Arson yanks off his jacket—my jacket—and hurls it onto a chair with enough force to make it slide. “They’ve got a medical power of attorney. Signed on her eighteenth birthday. Gives Patricia complete fucking control over her healthcare decisions.”
“What?” The word rips from my throat. “How the hell is that possible?”
“She buried it in the trust fund paperwork,” Lilian explains, collapsing onto the couch like her legs can’t hold her anymore. She looks small, fragile, crushed by the weight of betrayal. “The inheritance from my father. I signed without reading. Stupid, I know.”
“Not stupid,” I say automatically, feeling protective fury rise in my chest. “Trusting. There’s a difference.”
Arson makes a sound like a dog choking on something bitter. “In the Hayes family? Fuck no, there isn’t.”
I ignore him, focusing on Lilian, on the way her hands tremble slightly as she tucks her hair behind her ear. “What else? What do they want?”
“They’ve scheduled some ‘procedure’ for next Friday,” she says, pressing her fingers against her temples like she’s trying to keep her skull from splitting open. “Won’t tell me exactly what it is, just that it’s supposedly going to fix my heart condition permanently.”
“You don’t believe them.”
Not a question.

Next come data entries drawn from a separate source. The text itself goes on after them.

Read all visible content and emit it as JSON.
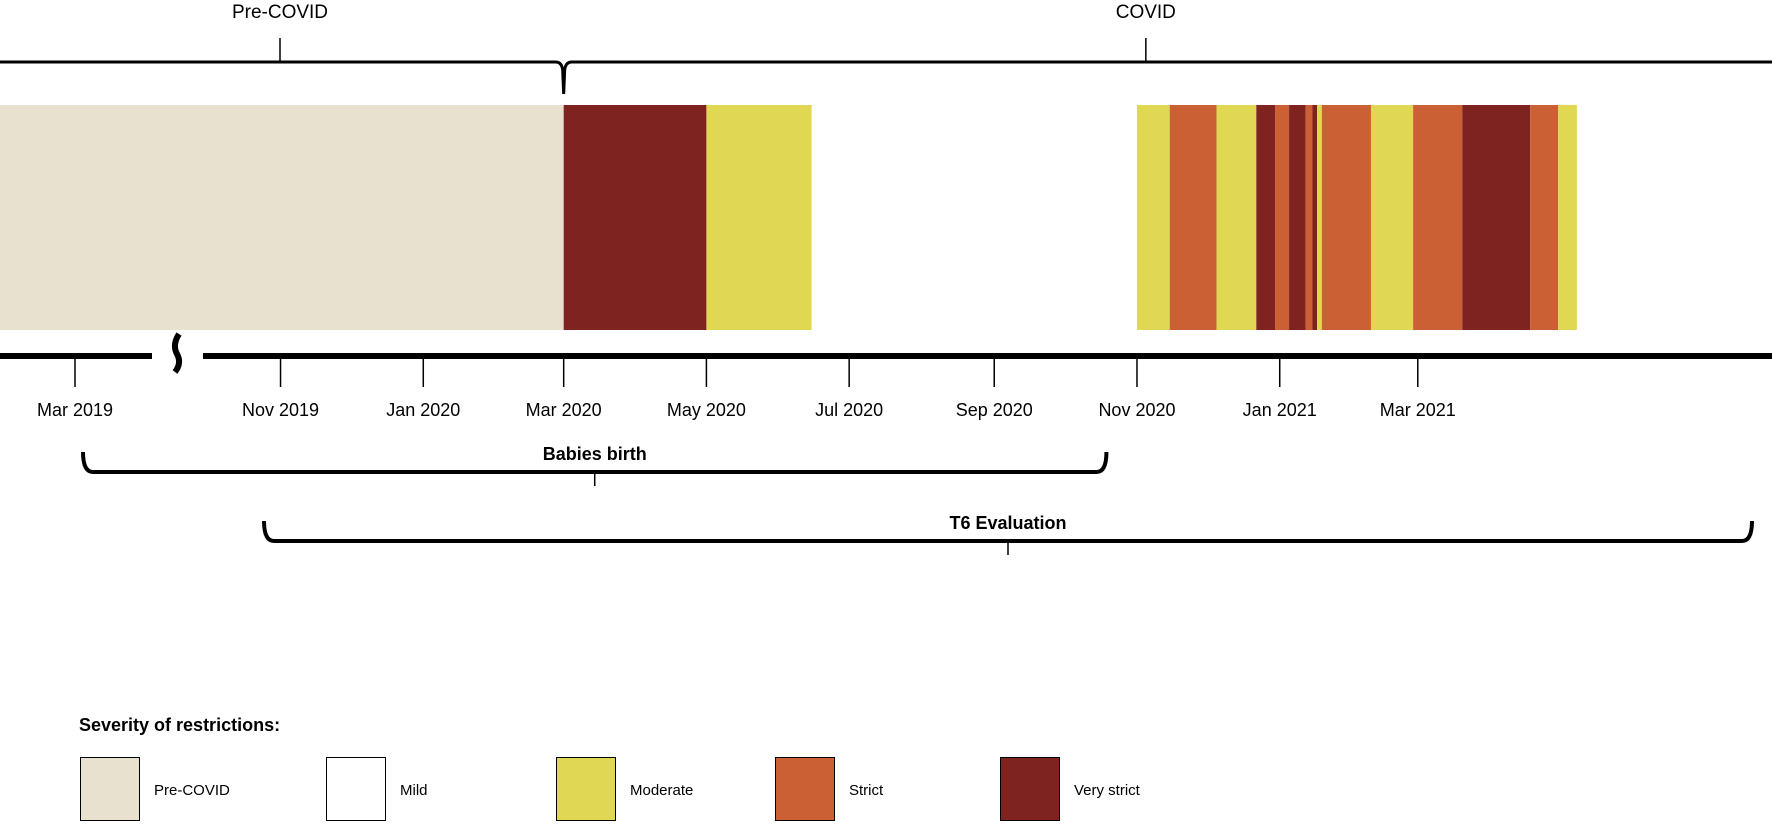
{
  "periods": {
    "pre": "Pre-COVID",
    "covid": "COVID"
  },
  "ticks": [
    "Mar 2019",
    "Nov 2019",
    "Jan 2020",
    "Mar 2020",
    "May 2020",
    "Jul 2020",
    "Sep 2020",
    "Nov 2020",
    "Jan 2021",
    "Mar 2021"
  ],
  "brackets": {
    "birth": "Babies birth",
    "t6": "T6 Evaluation"
  },
  "legend": {
    "title": "Severity of restrictions:",
    "items": [
      {
        "label": "Pre-COVID",
        "color": "#e8e1cf"
      },
      {
        "label": "Mild",
        "color": "#ffffff"
      },
      {
        "label": "Moderate",
        "color": "#e0d752"
      },
      {
        "label": "Strict",
        "color": "#cc6035"
      },
      {
        "label": "Very strict",
        "color": "#7e2320"
      }
    ]
  },
  "colors": {
    "pre": "#e8e1cf",
    "mild": "#ffffff",
    "moderate": "#e0d752",
    "strict": "#cc6035",
    "very_strict": "#7e2320",
    "line": "#000000"
  },
  "timeline": [
    {
      "level": "pre",
      "start": "2019-03-01",
      "end": "2020-03-01"
    },
    {
      "level": "very_strict",
      "start": "2020-03-01",
      "end": "2020-05-01"
    },
    {
      "level": "moderate",
      "start": "2020-05-01",
      "end": "2020-06-15"
    },
    {
      "level": "mild",
      "start": "2020-06-15",
      "end": "2020-11-01"
    },
    {
      "level": "moderate",
      "start": "2020-11-01",
      "end": "2020-11-15"
    },
    {
      "level": "strict",
      "start": "2020-11-15",
      "end": "2020-12-05"
    },
    {
      "level": "moderate",
      "start": "2020-12-05",
      "end": "2020-12-22"
    },
    {
      "level": "very_strict",
      "start": "2020-12-22",
      "end": "2020-12-30"
    },
    {
      "level": "strict",
      "start": "2020-12-30",
      "end": "2021-01-05"
    },
    {
      "level": "very_strict",
      "start": "2021-01-05",
      "end": "2021-01-12"
    },
    {
      "level": "strict",
      "start": "2021-01-12",
      "end": "2021-01-15"
    },
    {
      "level": "very_strict",
      "start": "2021-01-15",
      "end": "2021-01-17"
    },
    {
      "level": "moderate",
      "start": "2021-01-17",
      "end": "2021-01-19"
    },
    {
      "level": "strict",
      "start": "2021-01-19",
      "end": "2021-02-09"
    },
    {
      "level": "moderate",
      "start": "2021-02-09",
      "end": "2021-02-27"
    },
    {
      "level": "strict",
      "start": "2021-02-27",
      "end": "2021-03-20"
    },
    {
      "level": "very_strict",
      "start": "2021-03-20",
      "end": "2021-04-18"
    },
    {
      "level": "strict",
      "start": "2021-04-18",
      "end": "2021-04-30"
    },
    {
      "level": "moderate",
      "start": "2021-04-30",
      "end": "2021-05-08"
    }
  ],
  "periods_span": {
    "pre": {
      "start": "2019-03-01",
      "end": "2020-03-01"
    },
    "covid": {
      "start": "2020-03-01",
      "end": "2021-05-08"
    }
  },
  "bracket_spans": {
    "birth": {
      "start": "2019-03-01",
      "end": "2020-10-01"
    },
    "t6": {
      "start": "2019-10-01",
      "end": "2021-05-08"
    }
  }
}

I know her well enough—the set of her jaw, the slight narrowing of her eyes—to see the skepticism burning beneath the exhaustion.

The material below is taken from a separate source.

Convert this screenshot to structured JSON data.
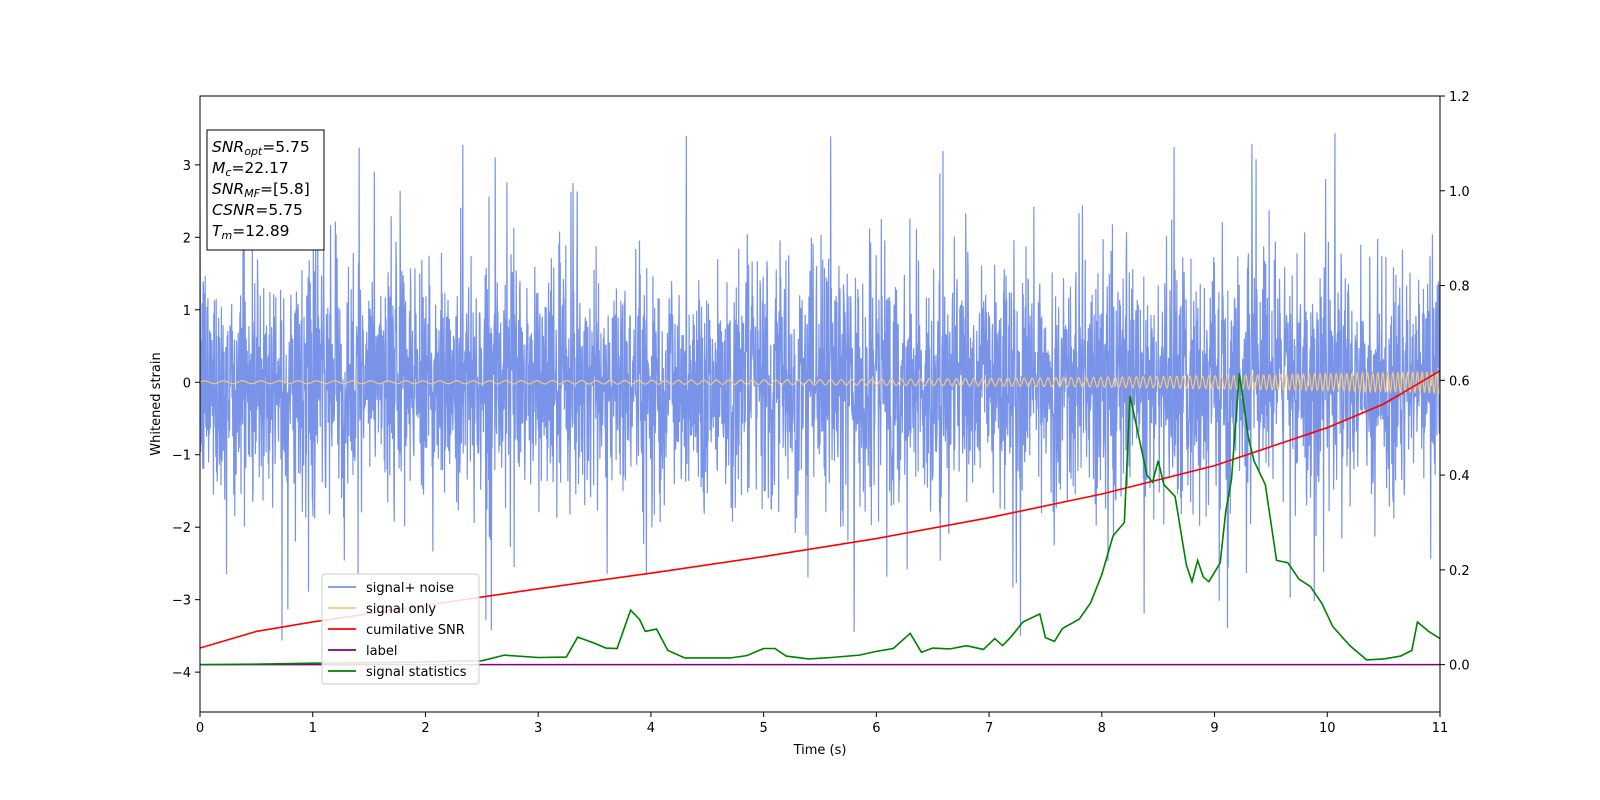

“The doctor let something slip,” Arson interjects, stalking back and forth like a tiger in a cage too small. His footsteps echo off the concrete, marking time like a metronome counting down to disaster. “Said something about ‘donors’ being ready, then caught himself. Went white as a sheet when he realized what he’d said.”
A chill slithers down my spine, cold and sick. “No, I took it as donors to the research, money donors, to fund whatever they are trying to create, using Lilian as the guinea pig.”
“We need to find out more,” Lilian says, her voice stronger now, edged with determination that cuts through her exhaustion. “But whatever it is, they’re planning to do it with or without my consent. The power of attorney makes sure of that.”
The implications sink in slowly, each one more grotesque than the last. Medical procedures. Donations. Legal control over her body. It sounds like something from a horror movie, not the family I grew up in. Yet even as the thought forms, I know it’s naive. I’ve spent the last few months chained in a concrete cell, courtesy of my own twin brother. Nothing should surprise me anymore.